When I Forgot
This kind of forgetting does not erase memory, it lays the emotion surrounding the memory to rest. – Clarissa Estes
The protagonist of this short, dense novel is Anna Louhiniitty, a twenty-something Finnish journalist. It’s a slushy April day in Helsinki. Anna sits at a café table. She’s supposed to be transcribing an interview.
On the table sits a copy of Virginia Woolf’s Mrs. Dalloway, that famous novel of war, suicide, and society parties. Anna’s lover, Ian, an expatriate American who teaches modernist literature at the local university, has given her the novel. But just as Anna cannot work, she cannot read the book either. Instead, she thinks of Woolf’s demise. Thus Anna spends the day alone gulping coffee and campari and reliving the events of her childhood and adolescence, her dysfunctional family, and Ian’s dysfunctional family. This remembering forms the substance of the novel’s scenes and trajectory.
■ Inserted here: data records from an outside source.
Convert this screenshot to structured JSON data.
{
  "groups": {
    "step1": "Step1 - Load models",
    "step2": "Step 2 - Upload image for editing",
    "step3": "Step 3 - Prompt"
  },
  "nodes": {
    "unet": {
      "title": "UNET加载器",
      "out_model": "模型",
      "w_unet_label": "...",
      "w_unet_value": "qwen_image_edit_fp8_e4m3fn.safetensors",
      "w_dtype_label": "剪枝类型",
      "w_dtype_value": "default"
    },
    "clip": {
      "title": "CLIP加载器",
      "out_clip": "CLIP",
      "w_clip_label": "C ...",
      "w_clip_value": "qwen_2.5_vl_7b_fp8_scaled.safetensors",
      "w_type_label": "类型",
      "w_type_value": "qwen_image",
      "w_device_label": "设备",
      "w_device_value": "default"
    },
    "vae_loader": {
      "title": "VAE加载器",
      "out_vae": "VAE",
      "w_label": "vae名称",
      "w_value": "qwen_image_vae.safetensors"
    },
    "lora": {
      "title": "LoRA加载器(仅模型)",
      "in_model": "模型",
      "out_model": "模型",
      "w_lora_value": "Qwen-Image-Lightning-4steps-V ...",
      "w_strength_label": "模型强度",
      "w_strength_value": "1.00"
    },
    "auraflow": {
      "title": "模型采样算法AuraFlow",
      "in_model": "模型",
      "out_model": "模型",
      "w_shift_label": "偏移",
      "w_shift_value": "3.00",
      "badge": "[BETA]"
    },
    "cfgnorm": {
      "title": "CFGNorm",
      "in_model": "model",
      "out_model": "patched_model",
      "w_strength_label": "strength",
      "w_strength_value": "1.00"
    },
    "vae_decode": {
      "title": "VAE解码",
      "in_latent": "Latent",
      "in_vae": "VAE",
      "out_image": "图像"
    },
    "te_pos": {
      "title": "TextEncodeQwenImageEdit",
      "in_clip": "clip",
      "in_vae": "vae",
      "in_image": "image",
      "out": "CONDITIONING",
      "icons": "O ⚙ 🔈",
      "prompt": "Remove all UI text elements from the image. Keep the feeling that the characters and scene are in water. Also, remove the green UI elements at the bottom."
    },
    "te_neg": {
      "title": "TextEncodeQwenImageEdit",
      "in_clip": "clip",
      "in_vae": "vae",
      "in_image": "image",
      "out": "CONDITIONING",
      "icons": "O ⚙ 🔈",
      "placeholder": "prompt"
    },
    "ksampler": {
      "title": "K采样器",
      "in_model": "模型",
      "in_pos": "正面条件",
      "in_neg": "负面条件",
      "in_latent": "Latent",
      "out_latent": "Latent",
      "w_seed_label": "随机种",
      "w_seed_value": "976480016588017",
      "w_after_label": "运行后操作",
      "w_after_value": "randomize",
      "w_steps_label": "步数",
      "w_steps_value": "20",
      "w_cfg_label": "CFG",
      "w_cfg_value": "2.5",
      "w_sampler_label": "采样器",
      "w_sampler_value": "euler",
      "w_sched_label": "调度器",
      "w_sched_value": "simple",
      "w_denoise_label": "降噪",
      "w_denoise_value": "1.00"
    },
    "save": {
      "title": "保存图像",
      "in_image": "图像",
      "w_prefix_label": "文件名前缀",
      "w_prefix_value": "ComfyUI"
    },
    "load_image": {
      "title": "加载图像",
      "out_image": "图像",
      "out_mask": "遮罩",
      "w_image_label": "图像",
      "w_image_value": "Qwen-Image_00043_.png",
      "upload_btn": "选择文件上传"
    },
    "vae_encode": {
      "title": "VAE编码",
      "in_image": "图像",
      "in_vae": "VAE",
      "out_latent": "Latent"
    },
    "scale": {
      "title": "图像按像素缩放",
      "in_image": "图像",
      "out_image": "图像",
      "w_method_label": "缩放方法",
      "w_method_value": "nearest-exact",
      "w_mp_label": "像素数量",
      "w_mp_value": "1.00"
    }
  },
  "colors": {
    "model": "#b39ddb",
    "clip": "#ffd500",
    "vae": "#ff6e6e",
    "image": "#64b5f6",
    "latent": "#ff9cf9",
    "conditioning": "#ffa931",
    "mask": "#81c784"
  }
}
Elina Hirvonen, author of When I Forgot, is a Finnish TV host, documentary filmmaker, and producer of current affairs programmes. She is also editor-in-chief of a feminist magazine, Tulva (The Flood). This fiction, her first, has become the most successful debut novel ever in Finland. Hirvonen’s writing style is spare and pithy. Her handling of the fractured narrative—temporal discontinuities, flashbacks within flashbacks, brief letters, imaginings, and other voices telling their stories—is skillful. The consequence of this style is that the reader, like Anna, must work to assemble the pieces from the past in order to understand the present.
That past has its redemptive moments, but is generally not a happy one. Anna’s wan mother is given to hectoring her only daughter. Her father, a minister, has beaten his son, Joona—until Joona grows enough to retaliate. Anna’s grandfather has been ruined by his soldiering in WWII, just as Ian’s father is from participating in the Vietnam holocaust. (Strong anti-war sentiments pervade the novel.) Ian’s mother becomes a basket case until she becomes a Republican (same thing in different guise?). Ian is plagued by 9/11 because he was living in New York when the planes hit the towers. Anna has scars on her wrists. This overlapping of themes and lives gives the novel great resonance. Traumatic experience and suffering, Hirvonen suggests, may seem different in particulars, but is universal in its visitation and effects upon us all.
This brief sketch could make When I Forgot appear to be yet another examination of the depressif realities of northern peoples (the literatures of Canada and Russia, for example, are replete with downbeat narratives). As a child, Anna prays to God; as an adult, she imagines Hollywood endings; both strategies prove fatuous. Yet the spring season, which is the present tense in this novel, hints that all will not be lost in Helsinki.
Anna’s childhood bond with Joona has been crucial; she has also been twisted by it. His mounting insanity drives her to the brink, too. Meeting Ian and falling in love with him helps Anna to break free from Joona and from her parents. Ian is no paradigm of mental health himself; however, the lovers’ connection ultimately directs them from their pasts and allows them to journey together renewed. Does this sound simplistic or romantic? Anna and Ian overcome so much personal detritus that their hard-won victory seems convincing enough. In this way, Anna’s story is an honouring of Mrs. Dalloway and its author—via themes and method—and a rebuff. Take those rocks from your pockets, Virginia. Happiness lives though it’s a tough go to get there.
In sum, when was the last time you read an excellent Finnish novel? Never, right? Well here’s your chance, and well worth the read it is. For this we have Tin House Books to praise. This little publishing concern up in Oregon, like Dalkey Archive in Illinois, is keeping the faith by printing interesting, somewhat experimental fiction that isn’t remotely like Dan Brown's or any other mega-seller like him. Yippee!